The New York Times’ analysis of Mr. Trump’s fundraising in the 19 months after the election relied on data submitted to the Federal Election Commission by WinRed and other groups to estimate the total amounts collected by eight commissions. These include Mr Trump’s three election commissions, one of which was turned into a political action committee, as well as three super PACs run by close allies of Mr Trump and the PAC set up by Mr Trump after the so-called election. Save America, which became a major center of his current political operations. The assay does not include RNC
On Monday, January 6, the commission noted that instead of funding election-related litigation, “most of the money raised” after the election was transferred to Save America. The PAC “made millions of dollars in contributions to pro-Trump organizations,” the commission said, including more than $ 200,000 for Trump’s hotel properties and $ 1 million each for the America First Policy Institute and the Conservative Partnership Institute, non-governmental groups created and managed in part by former employees of Mr. Trump’s administration.
Both groups include initiatives that support stricter voting rules, which are broadly in line with Mr Trump’s unsubstantiated allegations of voter fraud in the 2020 elections.

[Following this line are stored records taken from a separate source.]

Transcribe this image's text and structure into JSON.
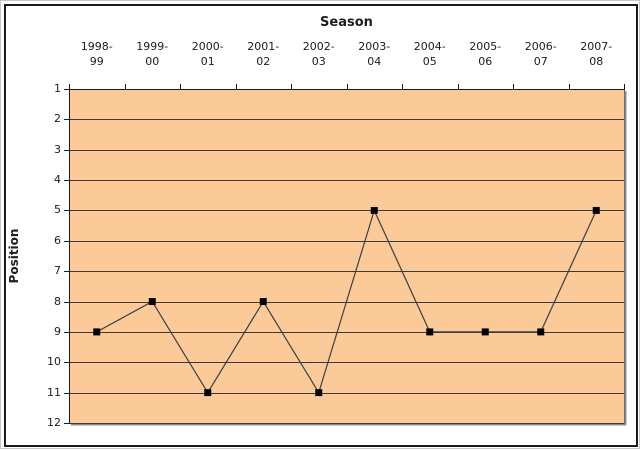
{
  "chart_data": {
    "type": "line",
    "title": "Season",
    "xlabel": "Season",
    "ylabel": "Position",
    "categories": [
      "1998-99",
      "1999-00",
      "2000-01",
      "2001-02",
      "2002-03",
      "2003-04",
      "2004-05",
      "2005-06",
      "2006-07",
      "2007-08"
    ],
    "values": [
      9,
      8,
      11,
      8,
      11,
      5,
      9,
      9,
      9,
      5
    ],
    "y_ticks": [
      1,
      2,
      3,
      4,
      5,
      6,
      7,
      8,
      9,
      10,
      11,
      12
    ],
    "ylim": [
      1,
      12
    ],
    "y_reversed": true,
    "grid": "horizontal",
    "legend": "none",
    "colors": {
      "plot_background": "#FCC998",
      "gridline": "#3a3a3a",
      "axis_line": "#1a1a1a",
      "plot_border": "#6e6e6e",
      "plot_shadow": "#8c8c8c",
      "series_line": "#3f3f3f",
      "marker_fill": "#000000",
      "text": "#1c1c22"
    }
  }
}
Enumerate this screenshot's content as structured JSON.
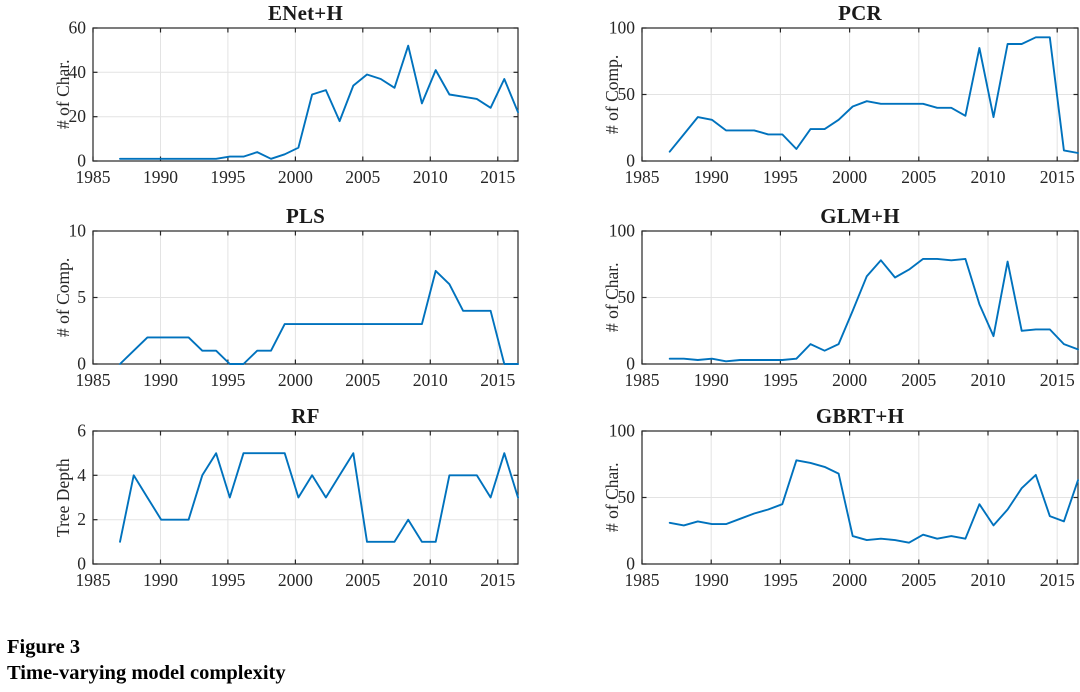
{
  "figure": {
    "label": "Figure 3",
    "caption": "Time-varying model complexity"
  },
  "colors": {
    "line": "#0072BD",
    "grid": "#E3E3E3",
    "axis": "#262626",
    "text": "#262626"
  },
  "chart_data": [
    {
      "type": "line",
      "title": "ENet+H",
      "ylabel": "# of Char.",
      "xlim": [
        1985,
        2016.5
      ],
      "ylim": [
        0,
        60
      ],
      "x_ticks": [
        1985,
        1990,
        1995,
        2000,
        2005,
        2010,
        2015
      ],
      "y_ticks": [
        0,
        20,
        40,
        60
      ],
      "grid": true,
      "legend": "none",
      "x": [
        1987,
        1988,
        1989,
        1990,
        1991,
        1992,
        1993,
        1994,
        1995,
        1996,
        1997,
        1998,
        1999,
        2000,
        2001,
        2002,
        2003,
        2004,
        2005,
        2006,
        2007,
        2008,
        2009,
        2010,
        2011,
        2012,
        2013,
        2014,
        2015,
        2016
      ],
      "values": [
        1,
        1,
        1,
        1,
        1,
        1,
        1,
        1,
        2,
        2,
        4,
        1,
        3,
        6,
        30,
        32,
        18,
        34,
        39,
        37,
        33,
        52,
        26,
        41,
        30,
        29,
        28,
        24,
        37,
        22
      ]
    },
    {
      "type": "line",
      "title": "PCR",
      "ylabel": "# of Comp.",
      "xlim": [
        1985,
        2016.5
      ],
      "ylim": [
        0,
        100
      ],
      "x_ticks": [
        1985,
        1990,
        1995,
        2000,
        2005,
        2010,
        2015
      ],
      "y_ticks": [
        0,
        50,
        100
      ],
      "grid": true,
      "legend": "none",
      "x": [
        1987,
        1988,
        1989,
        1990,
        1991,
        1992,
        1993,
        1994,
        1995,
        1996,
        1997,
        1998,
        1999,
        2000,
        2001,
        2002,
        2003,
        2004,
        2005,
        2006,
        2007,
        2008,
        2009,
        2010,
        2011,
        2012,
        2013,
        2014,
        2015,
        2016
      ],
      "values": [
        7,
        20,
        33,
        31,
        23,
        23,
        23,
        20,
        20,
        9,
        24,
        24,
        31,
        41,
        45,
        43,
        43,
        43,
        43,
        40,
        40,
        34,
        85,
        33,
        88,
        88,
        93,
        93,
        8,
        6
      ]
    },
    {
      "type": "line",
      "title": "PLS",
      "ylabel": "# of Comp.",
      "xlim": [
        1985,
        2016.5
      ],
      "ylim": [
        0,
        10
      ],
      "x_ticks": [
        1985,
        1990,
        1995,
        2000,
        2005,
        2010,
        2015
      ],
      "y_ticks": [
        0,
        5,
        10
      ],
      "grid": true,
      "legend": "none",
      "x": [
        1987,
        1988,
        1989,
        1990,
        1991,
        1992,
        1993,
        1994,
        1995,
        1996,
        1997,
        1998,
        1999,
        2000,
        2001,
        2002,
        2003,
        2004,
        2005,
        2006,
        2007,
        2008,
        2009,
        2010,
        2011,
        2012,
        2013,
        2014,
        2015,
        2016
      ],
      "values": [
        0,
        1,
        2,
        2,
        2,
        2,
        1,
        1,
        0,
        0,
        1,
        1,
        3,
        3,
        3,
        3,
        3,
        3,
        3,
        3,
        3,
        3,
        3,
        7,
        6,
        4,
        4,
        4,
        0,
        0
      ]
    },
    {
      "type": "line",
      "title": "GLM+H",
      "ylabel": "# of Char.",
      "xlim": [
        1985,
        2016.5
      ],
      "ylim": [
        0,
        100
      ],
      "x_ticks": [
        1985,
        1990,
        1995,
        2000,
        2005,
        2010,
        2015
      ],
      "y_ticks": [
        0,
        50,
        100
      ],
      "grid": true,
      "legend": "none",
      "x": [
        1987,
        1988,
        1989,
        1990,
        1991,
        1992,
        1993,
        1994,
        1995,
        1996,
        1997,
        1998,
        1999,
        2000,
        2001,
        2002,
        2003,
        2004,
        2005,
        2006,
        2007,
        2008,
        2009,
        2010,
        2011,
        2012,
        2013,
        2014,
        2015,
        2016
      ],
      "values": [
        4,
        4,
        3,
        4,
        2,
        3,
        3,
        3,
        3,
        4,
        15,
        10,
        15,
        40,
        66,
        78,
        65,
        71,
        79,
        79,
        78,
        79,
        45,
        21,
        77,
        25,
        26,
        26,
        15,
        11
      ]
    },
    {
      "type": "line",
      "title": "RF",
      "ylabel": "Tree Depth",
      "xlim": [
        1985,
        2016.5
      ],
      "ylim": [
        0,
        6
      ],
      "x_ticks": [
        1985,
        1990,
        1995,
        2000,
        2005,
        2010,
        2015
      ],
      "y_ticks": [
        0,
        2,
        4,
        6
      ],
      "grid": true,
      "legend": "none",
      "x": [
        1987,
        1988,
        1989,
        1990,
        1991,
        1992,
        1993,
        1994,
        1995,
        1996,
        1997,
        1998,
        1999,
        2000,
        2001,
        2002,
        2003,
        2004,
        2005,
        2006,
        2007,
        2008,
        2009,
        2010,
        2011,
        2012,
        2013,
        2014,
        2015,
        2016
      ],
      "values": [
        1,
        4,
        3,
        2,
        2,
        2,
        4,
        5,
        3,
        5,
        5,
        5,
        5,
        3,
        4,
        3,
        4,
        5,
        1,
        1,
        1,
        2,
        1,
        1,
        4,
        4,
        4,
        3,
        5,
        3
      ]
    },
    {
      "type": "line",
      "title": "GBRT+H",
      "ylabel": "# of Char.",
      "xlim": [
        1985,
        2016.5
      ],
      "ylim": [
        0,
        100
      ],
      "x_ticks": [
        1985,
        1990,
        1995,
        2000,
        2005,
        2010,
        2015
      ],
      "y_ticks": [
        0,
        50,
        100
      ],
      "grid": true,
      "legend": "none",
      "x": [
        1987,
        1988,
        1989,
        1990,
        1991,
        1992,
        1993,
        1994,
        1995,
        1996,
        1997,
        1998,
        1999,
        2000,
        2001,
        2002,
        2003,
        2004,
        2005,
        2006,
        2007,
        2008,
        2009,
        2010,
        2011,
        2012,
        2013,
        2014,
        2015,
        2016
      ],
      "values": [
        31,
        29,
        32,
        30,
        30,
        34,
        38,
        41,
        45,
        78,
        76,
        73,
        68,
        21,
        18,
        19,
        18,
        16,
        22,
        19,
        21,
        19,
        45,
        29,
        41,
        57,
        67,
        36,
        32,
        63
      ]
    }
  ]
}
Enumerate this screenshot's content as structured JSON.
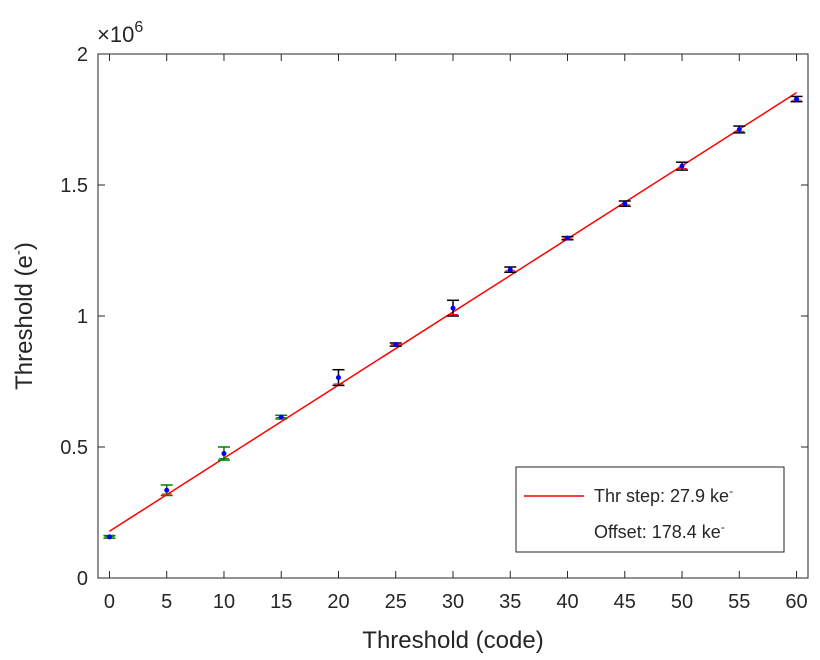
{
  "chart_data": {
    "type": "scatter",
    "title": "",
    "xlabel": "Threshold (code)",
    "ylabel": "Threshold (e",
    "ylabel_superscript": "-",
    "ylabel_suffix": ")",
    "y_exponent_prefix": "×10",
    "y_exponent_power": "6",
    "xlim": [
      -1,
      61
    ],
    "ylim": [
      0,
      2000000
    ],
    "x_ticks": [
      0,
      5,
      10,
      15,
      20,
      25,
      30,
      35,
      40,
      45,
      50,
      55,
      60
    ],
    "x_tick_labels": [
      "0",
      "5",
      "10",
      "15",
      "20",
      "25",
      "30",
      "35",
      "40",
      "45",
      "50",
      "55",
      "60"
    ],
    "y_ticks": [
      0,
      500000,
      1000000,
      1500000,
      2000000
    ],
    "y_tick_labels": [
      "0",
      "0.5",
      "1",
      "1.5",
      "2"
    ],
    "grid": false,
    "legend_position": "bottom-right",
    "series": [
      {
        "kind": "points_with_errorbars",
        "color": "#0000ff",
        "x": [
          0,
          5,
          10,
          15,
          20,
          25,
          30,
          35,
          40,
          45,
          50,
          55,
          60
        ],
        "y": [
          157000,
          335000,
          475000,
          614000,
          765000,
          891000,
          1030000,
          1177000,
          1297000,
          1429000,
          1572000,
          1712000,
          1828000
        ],
        "err_low": [
          5000,
          20000,
          25000,
          7000,
          30000,
          6000,
          30000,
          10000,
          6000,
          10000,
          15000,
          13000,
          10000
        ],
        "err_high": [
          5000,
          20000,
          25000,
          7000,
          30000,
          6000,
          30000,
          10000,
          6000,
          10000,
          15000,
          13000,
          10000
        ],
        "err_colors": [
          "#008000",
          "#008000",
          "#008000",
          "#008000",
          "#000000",
          "#000000",
          "#000000",
          "#000000",
          "#000000",
          "#000000",
          "#000000",
          "#000000",
          "#000000"
        ],
        "cap_accent_colors": [
          "#008000",
          "#ff0000",
          "#008000",
          "#ff0000",
          "#ff0000",
          "#ff0000",
          "#ff0000",
          "#ff0000",
          "#ff0000",
          "#ff0000",
          "#ff0000",
          "#ff0000",
          "#ff0000"
        ]
      },
      {
        "kind": "fit_line",
        "color": "#ff0000",
        "x": [
          0,
          60
        ],
        "y": [
          178400,
          1852400
        ]
      }
    ],
    "legend": {
      "line1": "Thr step: 27.9 ke",
      "line1_sup": "-",
      "line2": "Offset: 178.4 ke",
      "line2_sup": "-",
      "line_color": "#ff0000"
    }
  }
}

The America First Policy Institute, which was set up last year to serve as a think tank for Trump supporters, has the look of a Trump administration waiting. He also paid for events with Mr. Trump at his private clubs, including Mar-a-Lago in South Florida and Bedminster in New Jersey.
Of the $ 98 million received from Save America, about $ 4 million was donated to allied candidates, PACs and party committees by the end of April.
Ms Lofgren, in an interview with CNN after the hearing, said Trump’s fundraising efforts were “worrying”, citing compensation received from Kimberly Guilfoil, who helped lead the fundraising efforts for the campaign. Mr Trump and the post-election political commissions, for remarks she made while introducing her fiancé Donald Trump Jr. to the January 6 Trump rally ahead of the attack on the Capitol.
According to an invoice reviewed by The Times, $ 60,000 was paid for “Key Speeches by Kimberly Guilfoil and Donald Trump Jr.” from Turning Point Action, a non-profit group that supported Mr Trump but is not among those led by Mr Trump’s close associates and is not included in the Times’ analysis of his fundraising.
A man familiar with Donald Trump Jr.’s testimony before the commission said the former president’s son had indicated that the money had gone to Ms. Guilfoil and that he had not received any of it.
Recent requests for funding from Mr Trump’s political operation have often relied on calls for Mr Trump’s support, without promising any specific spending target, such as the one sent by Donald Trump Jr. on Tuesday. asking supporters to donate to help celebrate his father’s birthday.
Luke Broadwater contributed to the report. Andrew Fischer and Bea Malsky contributed to the study.